In all of Damien Jurado’s prolific two-decade career, In the Shape of a Storm is arguably his starkest work. And it may be no coincidence that it follows the passing of his close collaborator Richard Swift last summer, just after the release of Jurado’s The Horizon Just Laughed, his first album without Swift since 2010. While that album represented a departure from the more sonically soaring style the two had perfected across their four works together, In the Shape of a Storm more profoundly feels Swift’s absence. Recorded in just two hours in Jurado’s new home, California, it is a quietly urgent and present return to his folksier roots. As he sings in album opener “Lincoln,” “there is nothing left to hide.”

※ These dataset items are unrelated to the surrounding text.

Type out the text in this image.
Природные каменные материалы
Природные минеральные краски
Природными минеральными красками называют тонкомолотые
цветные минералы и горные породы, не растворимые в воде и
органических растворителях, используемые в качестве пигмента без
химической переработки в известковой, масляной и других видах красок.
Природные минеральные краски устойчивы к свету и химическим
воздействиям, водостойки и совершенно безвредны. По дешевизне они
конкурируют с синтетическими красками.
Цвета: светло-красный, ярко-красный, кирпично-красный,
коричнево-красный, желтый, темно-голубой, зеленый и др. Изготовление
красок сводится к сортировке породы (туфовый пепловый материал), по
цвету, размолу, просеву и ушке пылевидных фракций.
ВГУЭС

With just the accompaniment of his own acoustic guitar and that of guitarist Josh Gordon, Jurado brings a laser focus to his narrative. And that narrative spans the depth of grief, the fragility of love, and the resiliency of deep friendship. We feel Jurado exploring the idea of humility and solitude on the creeping “South.” On “Hands on the Table,” Jurado pays tribute to a loved one for breathing life back into him, begging for more time together. Like many of the songs on this record, it feels rooted in mortality and the sense that the clock is ticking.

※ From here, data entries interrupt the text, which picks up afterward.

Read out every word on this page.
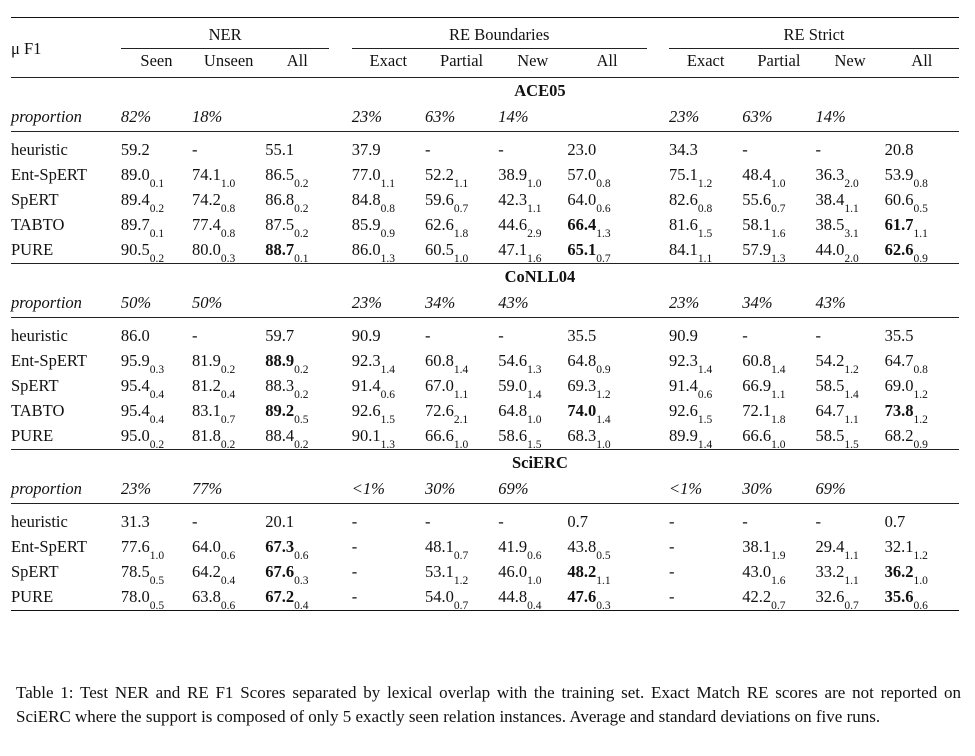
μ F1	NER				RE Boundaries					RE Strict			
	Seen	Unseen	All		Exact	Partial	New	All		Exact	Partial	New	All
	ACE05												
proportion	82%	18%			23%	63%	14%			23%	63%	14%	

heuristic	59.2	-	55.1		37.9	-	-	23.0		34.3	-	-	20.8
Ent-SpERT	$89.0_{0.1}$	$74.1_{1.0}$	$86.5_{0.2}$		$77.0_{1.1}$	$52.2_{1.1}$	$38.9_{1.0}$	$57.0_{0.8}$		$75.1_{1.2}$	$48.4_{1.0}$	$36.3_{2.0}$	$53.9_{0.8}$
SpERT	$89.4_{0.2}$	$74.2_{0.8}$	$86.8_{0.2}$		$84.8_{0.8}$	$59.6_{0.7}$	$42.3_{1.1}$	$64.0_{0.6}$		$82.6_{0.8}$	$55.6_{0.7}$	$38.4_{1.1}$	$60.6_{0.5}$
TABTO	$89.7_{0.1}$	$77.4_{0.8}$	$87.5_{0.2}$		$85.9_{0.9}$	$62.6_{1.8}$	$44.6_{2.9}$	$66.4_{1.3}$		$81.6_{1.5}$	$58.1_{1.6}$	$38.5_{3.1}$	$61.7_{1.1}$
PURE	$90.5_{0.2}$	$80.0_{0.3}$	$88.7_{0.1}$		$86.0_{1.3}$	$60.5_{1.0}$	$47.1_{1.6}$	$65.1_{0.7}$		$84.1_{1.1}$	$57.9_{1.3}$	$44.0_{2.0}$	$62.6_{0.9}$
	CoNLL04												
proportion	50%	50%			23%	34%	43%			23%	34%	43%	

heuristic	86.0	-	59.7		90.9	-	-	35.5		90.9	-	-	35.5
Ent-SpERT	$95.9_{0.3}$	$81.9_{0.2}$	$88.9_{0.2}$		$92.3_{1.4}$	$60.8_{1.4}$	$54.6_{1.3}$	$64.8_{0.9}$		$92.3_{1.4}$	$60.8_{1.4}$	$54.2_{1.2}$	$64.7_{0.8}$
SpERT	$95.4_{0.4}$	$81.2_{0.4}$	$88.3_{0.2}$		$91.4_{0.6}$	$67.0_{1.1}$	$59.0_{1.4}$	$69.3_{1.2}$		$91.4_{0.6}$	$66.9_{1.1}$	$58.5_{1.4}$	$69.0_{1.2}$
TABTO	$95.4_{0.4}$	$83.1_{0.7}$	$89.2_{0.5}$		$92.6_{1.5}$	$72.6_{2.1}$	$64.8_{1.0}$	$74.0_{1.4}$		$92.6_{1.5}$	$72.1_{1.8}$	$64.7_{1.1}$	$73.8_{1.2}$
PURE	$95.0_{0.2}$	$81.8_{0.2}$	$88.4_{0.2}$		$90.1_{1.3}$	$66.6_{1.0}$	$58.6_{1.5}$	$68.3_{1.0}$		$89.9_{1.4}$	$66.6_{1.0}$	$58.5_{1.5}$	$68.2_{0.9}$
	SciERC												
proportion	23%	77%			<1%	30%	69%			<1%	30%	69%	

heuristic	31.3	-	20.1		-	-	-	0.7		-	-	-	0.7
Ent-SpERT	$77.6_{1.0}$	$64.0_{0.6}$	$67.3_{0.6}$		-	$48.1_{0.7}$	$41.9_{0.6}$	$43.8_{0.5}$		-	$38.1_{1.9}$	$29.4_{1.1}$	$32.1_{1.2}$
SpERT	$78.5_{0.5}$	$64.2_{0.4}$	$67.6_{0.3}$		-	$53.1_{1.2}$	$46.0_{1.0}$	$48.2_{1.1}$		-	$43.0_{1.6}$	$33.2_{1.1}$	$36.2_{1.0}$
PURE	$78.0_{0.5}$	$63.8_{0.6}$	$67.2_{0.4}$		-	$54.0_{0.7}$	$44.8_{0.4}$	$47.6_{0.3}$		-	$42.2_{0.7}$	$32.6_{0.7}$	$35.6_{0.6}$

Table 1: Test NER and RE F1 Scores separated by lexical overlap with the training set. Exact Match RE scores are not reported on SciERC where the support is composed of only 5 exactly seen relation instances. Average and standard deviations on five runs.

The brightest moment on In the Shape of a Storm is “Oh Weather,” a brief one-minute plea for a lover’s return. Even in its sweeter moments, though, In the Shape of a Storm is haunting. “Anchors,” “Newspaper Gown,” and “Throw Me Now Your Arms” are love songs under a cloak of melancholy that somehow doesn’t weigh them down, but instead lightens them. They are tragic and romantic, conveyed through that familiar soft and smoky tone we love so well.